How to Become a Nurse
Nursing careers are a good choice for those who have a desire to provide medical care to others. A nurse is responsible for:
- Treating patients
- Keeping patient records
- Administering medications
- Assisting with medical tests
- Operating medical equipment
- Providing advice, education, and support
- Supervising staff members
- Running public health events such as blood drives
The majority of nurses work in hospitals, but many also find work in community and wellness centers, patients' homes, rehabilitation clinics, and nursing care facilities.
Nursing Education Requirements
If you want to be a nurse, you have plenty of options. The first choice is whether to become a licensed practical nurse (LPN) or a registered nurse (RN). It takes longer to train to become an RN, but the job prospects are excellent and you’ll receive higher pay.
LPN programs usually take one year and prepare you for the NCLEX-PN license. To obtain this license, you’ll need to complete a state-approved practical nursing program and pass a licensing exam.
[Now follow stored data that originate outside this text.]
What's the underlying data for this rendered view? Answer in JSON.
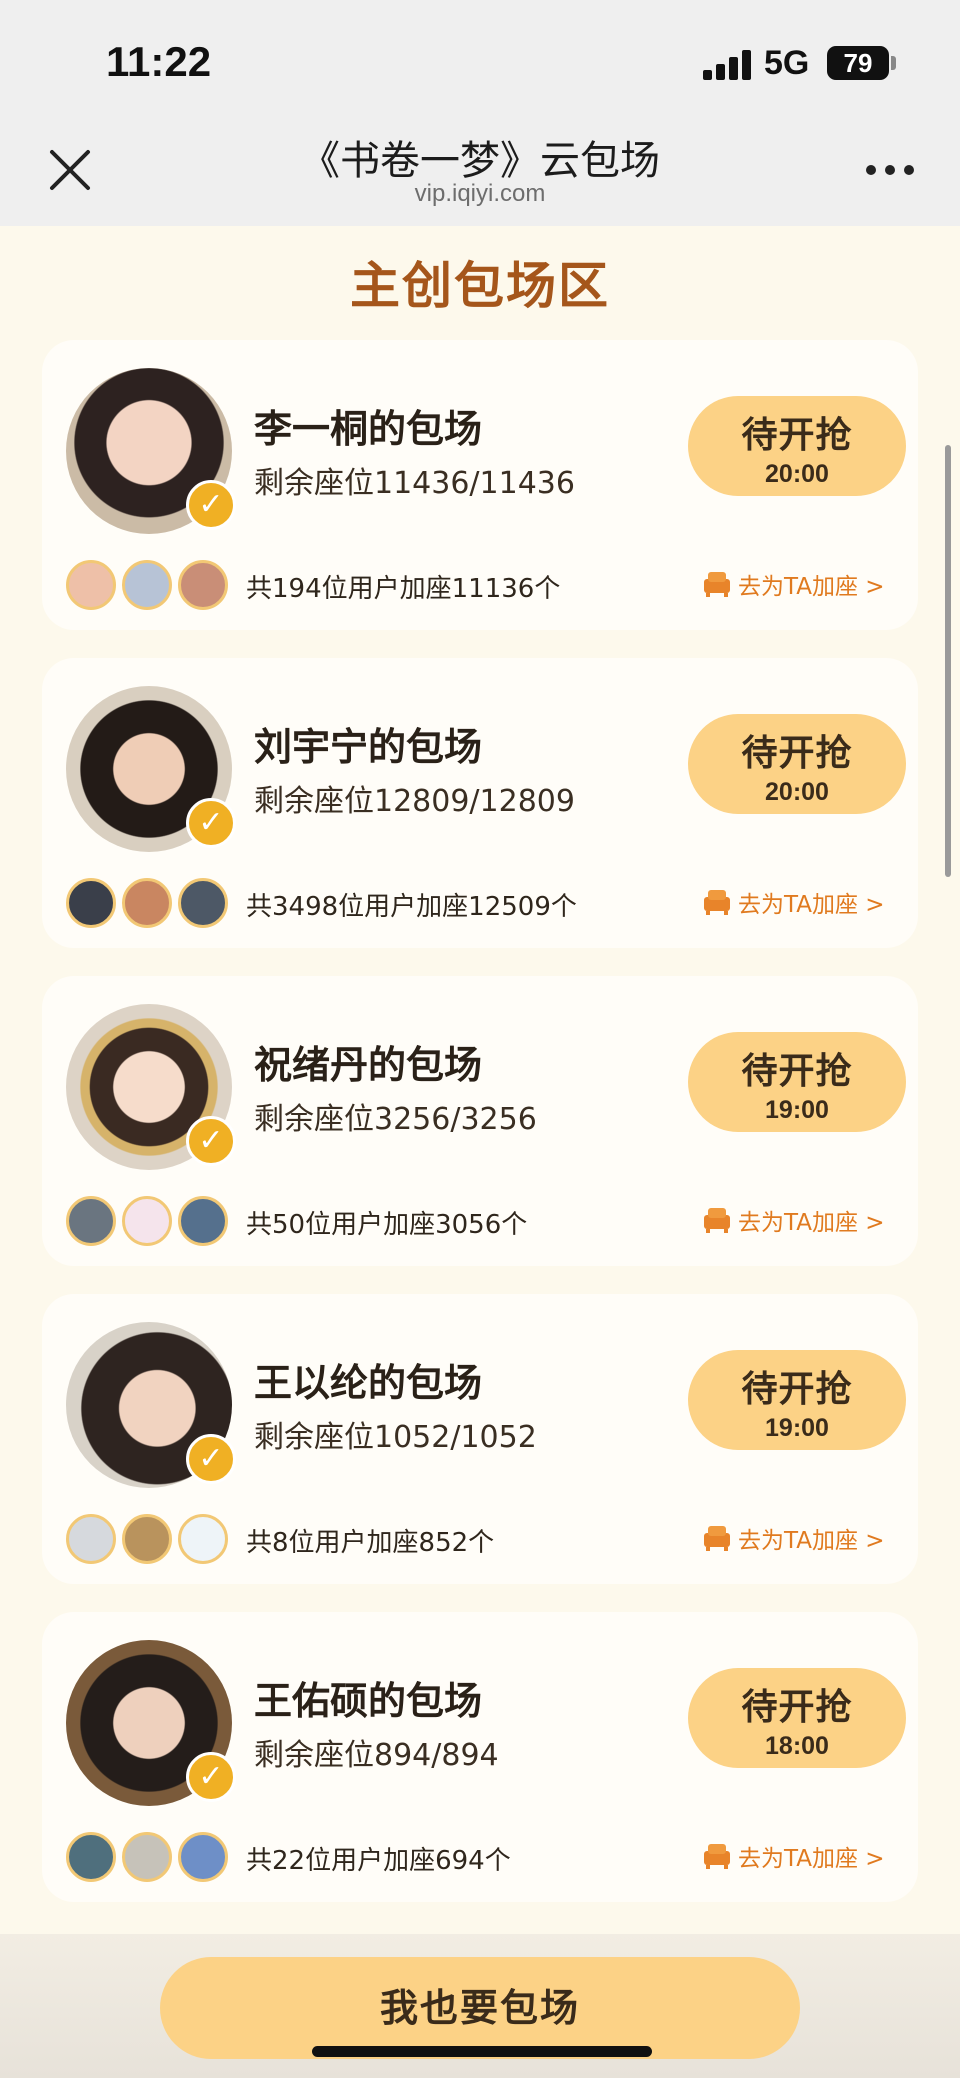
{
  "status_bar": {
    "time": "11:22",
    "network": "5G",
    "battery": "79"
  },
  "header": {
    "title": "《书卷一梦》云包场",
    "subtitle": "vip.iqiyi.com"
  },
  "section_title": "主创包场区",
  "cards": [
    {
      "name": "李一桐的包场",
      "seats": "剩余座位11436/11436",
      "button_label": "待开抢",
      "button_time": "20:00",
      "users_text": "共194位用户加座11136个",
      "add_seat_label": "去为TA加座 >"
    },
    {
      "name": "刘宇宁的包场",
      "seats": "剩余座位12809/12809",
      "button_label": "待开抢",
      "button_time": "20:00",
      "users_text": "共3498位用户加座12509个",
      "add_seat_label": "去为TA加座 >"
    },
    {
      "name": "祝绪丹的包场",
      "seats": "剩余座位3256/3256",
      "button_label": "待开抢",
      "button_time": "19:00",
      "users_text": "共50位用户加座3056个",
      "add_seat_label": "去为TA加座 >"
    },
    {
      "name": "王以纶的包场",
      "seats": "剩余座位1052/1052",
      "button_label": "待开抢",
      "button_time": "19:00",
      "users_text": "共8位用户加座852个",
      "add_seat_label": "去为TA加座 >"
    },
    {
      "name": "王佑硕的包场",
      "seats": "剩余座位894/894",
      "button_label": "待开抢",
      "button_time": "18:00",
      "users_text": "共22位用户加座694个",
      "add_seat_label": "去为TA加座 >"
    }
  ],
  "cta_label": "我也要包场",
  "colors": {
    "accent_orange": "#e07a1f",
    "section_title": "#a5561b",
    "button_bg": "#fcd286",
    "verify_badge": "#f0b024"
  }
}
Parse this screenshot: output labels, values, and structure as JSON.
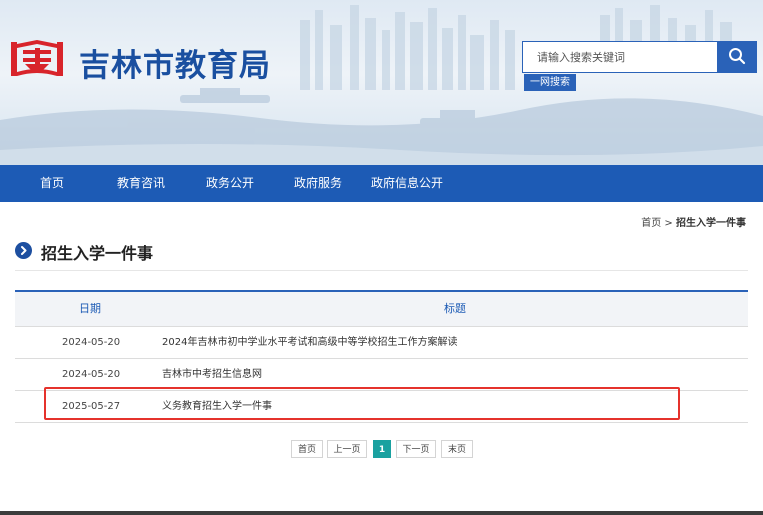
{
  "header": {
    "site_title": "吉林市教育局",
    "logo_icon": "jilin-education-logo",
    "search": {
      "placeholder": "请输入搜索关键词",
      "button_icon": "search-icon",
      "one_net_label": "一网搜索"
    },
    "colors": {
      "brand": "#1d5bb5",
      "logo_red": "#d8242b"
    }
  },
  "nav": {
    "items": [
      {
        "label": "首页"
      },
      {
        "label": "教育咨讯"
      },
      {
        "label": "政务公开"
      },
      {
        "label": "政府服务"
      },
      {
        "label": "政府信息公开"
      }
    ]
  },
  "breadcrumb": {
    "home": "首页",
    "separator": ">",
    "current": "招生入学一件事"
  },
  "section": {
    "title": "招生入学一件事",
    "icon": "chevron-right-circle-icon"
  },
  "table": {
    "headers": {
      "date": "日期",
      "title": "标题"
    },
    "rows": [
      {
        "date": "2024-05-20",
        "title": "2024年吉林市初中学业水平考试和高级中等学校招生工作方案解读"
      },
      {
        "date": "2024-05-20",
        "title": "吉林市中考招生信息网"
      },
      {
        "date": "2025-05-27",
        "title": "义务教育招生入学一件事"
      }
    ],
    "highlight_color": "#e5322c"
  },
  "pagination": {
    "first": "首页",
    "prev": "上一页",
    "current": "1",
    "next": "下一页",
    "last": "末页",
    "active_color": "#1aa1a0"
  }
}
There are three different ways to become an RN. One choice is to complete a hospital diploma program. This usually takes three years. Alternatively, you can earn an associate degree in nursing (ADN) in two or three years. A bachelor’s degree in nursing (BSN) takes four years, but this is the best choice if you hope to advance to a nursing specialty or an administrative job. To obtain the required NCLEX-RN license, you’ll need to complete a state-approved program and pass the national licensing exam. Nurses must also renew their licenses periodically through continuing education.
Job Opportunities for Registered Nurses
Job opportunities for RNs are expected to be excellent, and employers have reported difficulty in finding an adequate number of RNs. It is expected that 581,500 new nursing jobs will be available over the next few years. Hospital jobs for LPNs are declining, but employment is growing in nursing care facilities and home health care services.
In 2008, registered nurses earned median annual wages of $62,450 and LPNs earned $39,030. By earning your nursing degree you will be eligible to earn high wages and will see better job opportunities within this field.